Alike in tics and in stereotyped acts, a time comes when the motor habit establishes itself, for no apparent reason or purpose; hence the co-existence of the two classes in chronic delusional insanity, in dementia precox, in catatonic states, in systematised mental disease of other forms, and in general paralysis.
Stereotyped acts may be the embodiment of ideas of persecution and of grandeur, or the outcome of mystical, hypochondriacal, and other states. A patient with delusions of persecution writhes because he is being "electrified." A hypochondriac rests motionless because he believes himself made of glass. A mystic maintains an attitude of genuflexion for hours at a time.

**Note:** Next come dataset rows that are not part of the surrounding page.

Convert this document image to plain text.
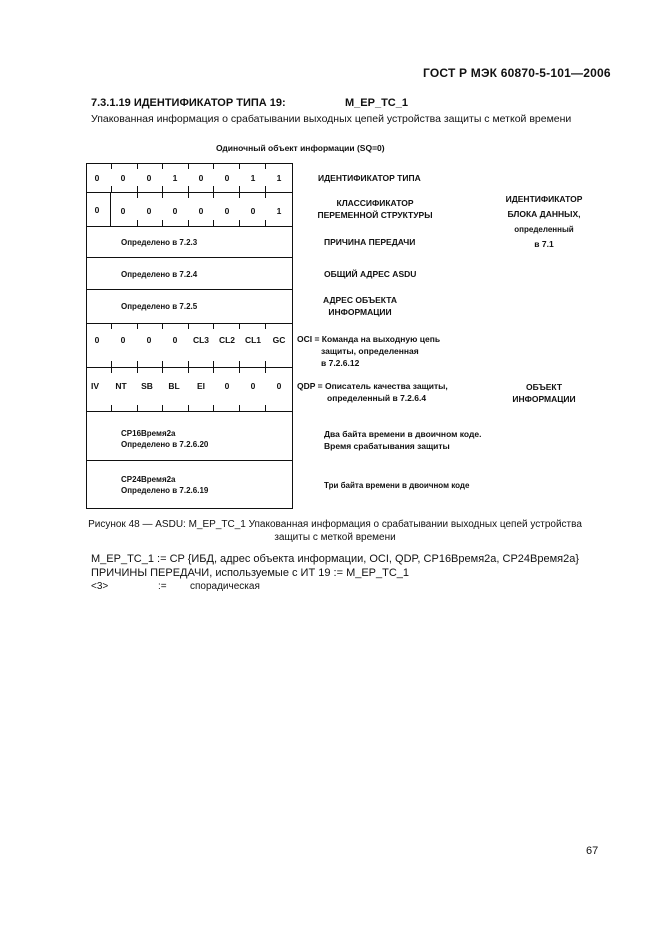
ГОСТ Р МЭК 60870-5-101—2006
7.3.1.19 ИДЕНТИФИКАТОР ТИПА 19:	M_EP_TC_1
Упакованная информация о срабатывании выходных цепей устройства защиты с меткой времени
Одиночный объект информации (SQ=0)
0	0	0	1	0	0	1	1	ИДЕНТИФИКАТОР ТИПА
0	0	0	0	0	0	0	1
КЛАССИФИКАТОР
ПЕРЕМЕННОЙ СТРУКТУРЫ
Определено в 7.2.3	ПРИЧИНА ПЕРЕДАЧИ
Определено в 7.2.4	ОБЩИЙ АДРЕС ASDU
Определено в 7.2.5
АДРЕС ОБЪЕКТА
ИНФОРМАЦИИ
0	0	0	0	CL3	CL2	CL1	GC	OCI = Команда на выходную цепь
защиты, определенная
в 7.2.6.12
IV	NT	SB	BL	EI	0	0	0	QDP = Описатель качества защиты,
определенный в 7.2.6.4
CP16Время2а
Определено в 7.2.6.20
Два байта времени в двоичном коде.
Время срабатывания защиты
CP24Время2а
Определено в 7.2.6.19
Три байта времени в двоичном коде
ИДЕНТИФИКАТОР
БЛОКА ДАННЫХ,
определенный
в 7.1
ОБЪЕКТ
ИНФОРМАЦИИ
Рисунок 48 — ASDU: M_EP_TC_1 Упакованная информация о срабатывании выходных цепей устройства защиты с меткой времени
M_EP_TC_1 := CP {ИБД, адрес объекта информации, OCI, QDP, CP16Время2а, CP24Время2а}
ПРИЧИНЫ ПЕРЕДАЧИ, используемые с ИТ 19 := M_EP_TC_1
<3>	:= спорадическая
67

Obsessions also play a part in the genesis of the acts we have under consideration, but of all delusional ideas those of defence are the most fertile in this respect.
A patient under the care of A. Marie used to carry a fragment of glass between his teeth and other pieces beneath the soles of his feet, the idea being that they formed insulating cushions whereby to protect himself from the electricity of his enemies.
The suggestion was thrown out by Bresler that the movements of tic are often of a defensive character—that the disease, in fact, is a sort of "defence neurosis" linked to hyperexcitability of psychomotor centres. This theory is not unlike the view of hysteria taken by Brener and Freud, and as the movements themselves are usually of the nature of mimicry, Bresler has proposed the term mimische Krampfneurose.
In some cases of mental torticollis, the attitude assumed may be considered as a stereotyped act. Martin has recorded an example of torticollis in relation to melancholia. Another of his patients suffered from rotation of the head to the left, a position which could easily be rectified by asking the man to make the sign of the cross. The moment he put his finger on his forehead the displacement of the head was corrected. If, however, he were requested to look straight in front of him, he remained incapable of altering the vicious attitude, the reason he advanced being that he could no longer see the sun.
One cannot but be struck with the remarkable analogies to the cases given by Cohen. And it is worth remembering further, that sometimes mental torticollis degenerates into actual dementia.